Too many strategies, too little focus on core responsibilities

Forum –

One of the problems with Central Coast Council was lack of focus (“Council’s Climate Action Plan and Greener Spaces strategies dropped”, PP 015) on reality.

The Council had a Climate Change Action Plan, a Greener Places Strategy, a Sustainability Strategy, a Community Strategic Plan, a Landcare Programme, a Tourism Opportunity Plan and a Holiday Parks Business Strategy, and, in addition, it has dabbled in homelessness, employment promotion and environmental protection.

This is not to mention its penchant for producing master plans for Wyong, Woy Woy, East Gosford, West Gosford and other locations, plus its efforts at transport strategies, parking strategies, beach enhancement strategies and the like.

Many of these matters fall outside the management scope and financial capacity of local government and were nothing but exercises in self-aggrandisement by councillors.

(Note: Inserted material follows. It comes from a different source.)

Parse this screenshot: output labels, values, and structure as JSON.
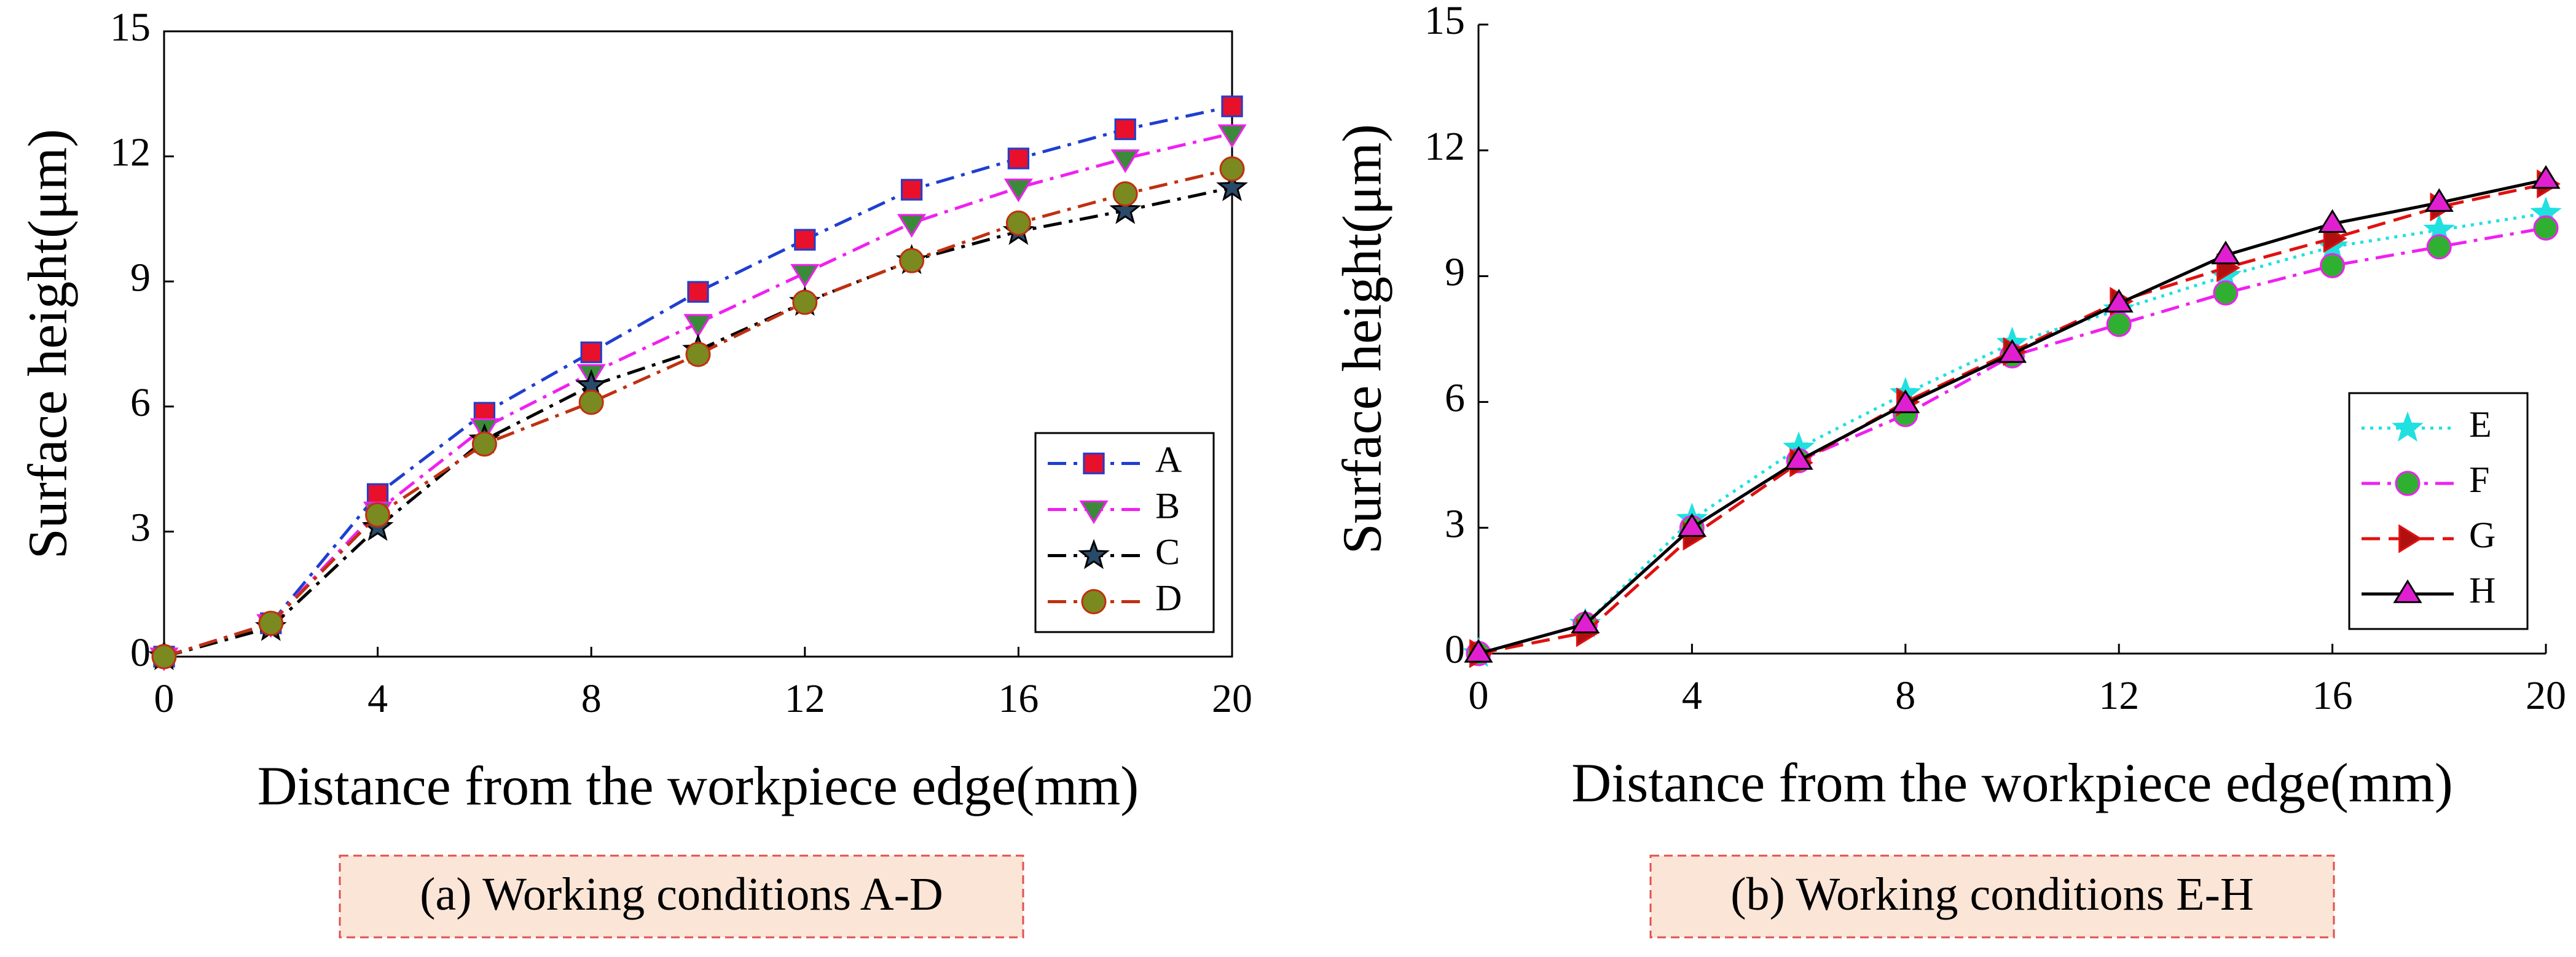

Others could be argued as important but dealt with issues that were beyond the intellectual capabilities of our councillors to make any judgement on.

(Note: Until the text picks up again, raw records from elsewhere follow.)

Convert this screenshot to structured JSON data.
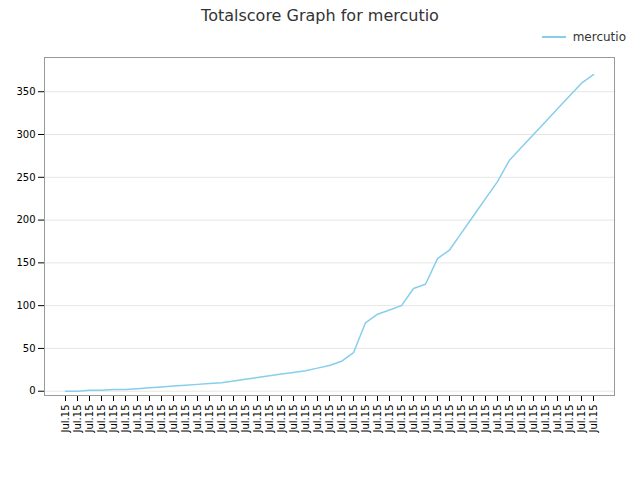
{
  "chart_data": {
    "type": "line",
    "title": "Totalscore Graph for mercutio",
    "categories": [
      "Jul.15",
      "Jul.15",
      "Jul.15",
      "Jul.15",
      "Jul.15",
      "Jul.15",
      "Jul.15",
      "Jul.15",
      "Jul.15",
      "Jul.15",
      "Jul.15",
      "Jul.15",
      "Jul.15",
      "Jul.15",
      "Jul.15",
      "Jul.15",
      "Jul.15",
      "Jul.15",
      "Jul.15",
      "Jul.15",
      "Jul.15",
      "Jul.15",
      "Jul.15",
      "Jul.15",
      "Jul.15",
      "Jul.15",
      "Jul.15",
      "Jul.15",
      "Jul.15",
      "Jul.15",
      "Jul.15",
      "Jul.15",
      "Jul.15",
      "Jul.15",
      "Jul.15",
      "Jul.15",
      "Jul.15",
      "Jul.15",
      "Jul.15",
      "Jul.15",
      "Jul.15",
      "Jul.15",
      "Jul.15",
      "Jul.15",
      "Jul.15"
    ],
    "series": [
      {
        "name": "mercutio",
        "color": "#87CEEB",
        "values": [
          0,
          0,
          1,
          1,
          2,
          2,
          3,
          4,
          5,
          6,
          7,
          8,
          9,
          10,
          12,
          14,
          16,
          18,
          20,
          22,
          24,
          27,
          30,
          35,
          45,
          80,
          90,
          95,
          100,
          120,
          125,
          155,
          165,
          185,
          205,
          225,
          245,
          270,
          285,
          300,
          315,
          330,
          345,
          360,
          370
        ]
      }
    ],
    "ylim": [
      -5,
      390
    ],
    "yticks": [
      0,
      50,
      100,
      150,
      200,
      250,
      300,
      350
    ],
    "grid": true,
    "legend": "upper right"
  }
}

Too much attention and effort was frittered away on concerns that were not relevant to Council’s core responsibilities, and too much money was squandered on unfruitful studies, expert consultations that led nowhere and commitments that were nothing more than glossy pr presentations.

At the same time, ratepayers were crying out for some attention to be paid to development standards, traffic problems, litter and other basic needs that the Council should have been addressing.

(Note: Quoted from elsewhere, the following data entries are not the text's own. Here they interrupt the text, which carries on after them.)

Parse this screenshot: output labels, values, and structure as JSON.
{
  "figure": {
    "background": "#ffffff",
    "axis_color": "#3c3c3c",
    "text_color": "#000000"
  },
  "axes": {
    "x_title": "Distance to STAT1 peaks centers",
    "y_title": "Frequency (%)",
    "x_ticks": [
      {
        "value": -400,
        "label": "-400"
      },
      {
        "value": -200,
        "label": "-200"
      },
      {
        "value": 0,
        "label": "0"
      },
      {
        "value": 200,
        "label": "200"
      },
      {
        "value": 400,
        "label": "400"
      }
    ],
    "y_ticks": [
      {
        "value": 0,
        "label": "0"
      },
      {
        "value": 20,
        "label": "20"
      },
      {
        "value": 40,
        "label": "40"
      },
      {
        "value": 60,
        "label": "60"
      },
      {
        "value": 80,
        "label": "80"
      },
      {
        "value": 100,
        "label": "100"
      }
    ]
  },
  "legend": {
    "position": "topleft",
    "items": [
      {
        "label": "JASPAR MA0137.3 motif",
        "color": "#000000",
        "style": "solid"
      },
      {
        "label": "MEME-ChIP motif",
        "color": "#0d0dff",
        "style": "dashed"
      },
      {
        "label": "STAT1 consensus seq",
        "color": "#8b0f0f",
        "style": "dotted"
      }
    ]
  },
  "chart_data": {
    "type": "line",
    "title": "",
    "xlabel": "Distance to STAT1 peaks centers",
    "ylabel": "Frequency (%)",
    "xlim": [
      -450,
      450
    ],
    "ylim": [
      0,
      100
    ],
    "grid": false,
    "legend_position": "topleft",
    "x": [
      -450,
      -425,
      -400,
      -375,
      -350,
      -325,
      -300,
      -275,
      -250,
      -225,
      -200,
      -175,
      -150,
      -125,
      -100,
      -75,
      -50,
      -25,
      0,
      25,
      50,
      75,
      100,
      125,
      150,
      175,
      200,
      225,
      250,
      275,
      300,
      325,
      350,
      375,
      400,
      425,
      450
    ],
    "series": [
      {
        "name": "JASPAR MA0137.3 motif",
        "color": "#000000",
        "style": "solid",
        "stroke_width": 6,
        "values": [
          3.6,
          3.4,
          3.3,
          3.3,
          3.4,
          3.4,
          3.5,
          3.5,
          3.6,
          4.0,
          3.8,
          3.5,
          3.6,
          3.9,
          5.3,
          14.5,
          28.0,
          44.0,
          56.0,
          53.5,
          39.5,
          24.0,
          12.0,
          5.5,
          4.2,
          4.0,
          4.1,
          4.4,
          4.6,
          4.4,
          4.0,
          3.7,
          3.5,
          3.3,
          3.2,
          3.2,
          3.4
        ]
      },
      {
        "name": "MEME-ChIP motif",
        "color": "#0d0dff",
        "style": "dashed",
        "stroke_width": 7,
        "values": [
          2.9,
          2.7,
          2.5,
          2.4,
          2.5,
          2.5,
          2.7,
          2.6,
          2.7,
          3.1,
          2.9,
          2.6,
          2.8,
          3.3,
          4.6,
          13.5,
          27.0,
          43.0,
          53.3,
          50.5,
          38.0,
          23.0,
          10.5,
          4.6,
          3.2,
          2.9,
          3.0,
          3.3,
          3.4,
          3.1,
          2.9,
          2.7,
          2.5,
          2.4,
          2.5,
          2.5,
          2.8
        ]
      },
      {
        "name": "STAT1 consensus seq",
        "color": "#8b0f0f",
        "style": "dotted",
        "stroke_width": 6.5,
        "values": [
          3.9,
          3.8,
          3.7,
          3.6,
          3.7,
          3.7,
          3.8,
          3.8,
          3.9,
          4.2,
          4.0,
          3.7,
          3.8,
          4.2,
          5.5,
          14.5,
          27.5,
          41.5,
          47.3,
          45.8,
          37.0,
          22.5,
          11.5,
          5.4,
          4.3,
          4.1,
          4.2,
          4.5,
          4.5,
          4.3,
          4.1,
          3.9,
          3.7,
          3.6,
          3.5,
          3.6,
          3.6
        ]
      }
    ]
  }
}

We had a council which harboured pretensions to play a guiding role in the future of the Central Coast but that couldn’t manage out-of-control dogs (“Calls for tougher dog laws intensify”, PP 015).

It is no wonder that the State Government has been gradually reducing the Council’s role in any matters of importance.

This is not to say that the State agencies have done any better: about all you could say is that they haven’t done any worse.

However, this is not the point: if we had had councillors with an eye on the fundamentals of local government, we not only shouldn’t be in the financial mess that we are but could be enjoying an improving environment, instead of the deteriorating one that we have.

When the city was under Administrator Mark 1, there was much talk about the need to replace him with qualified, effective, forward-looking councillors who could respond to community values and realize the city’s potential.

No doubt, the same talk will resurface under Administrator Mark 3.

Talk is cheap and gets us nowhere: what will it take to make the electorate seriously examine the qualifications of council candidates and vote for competence over political claptrap?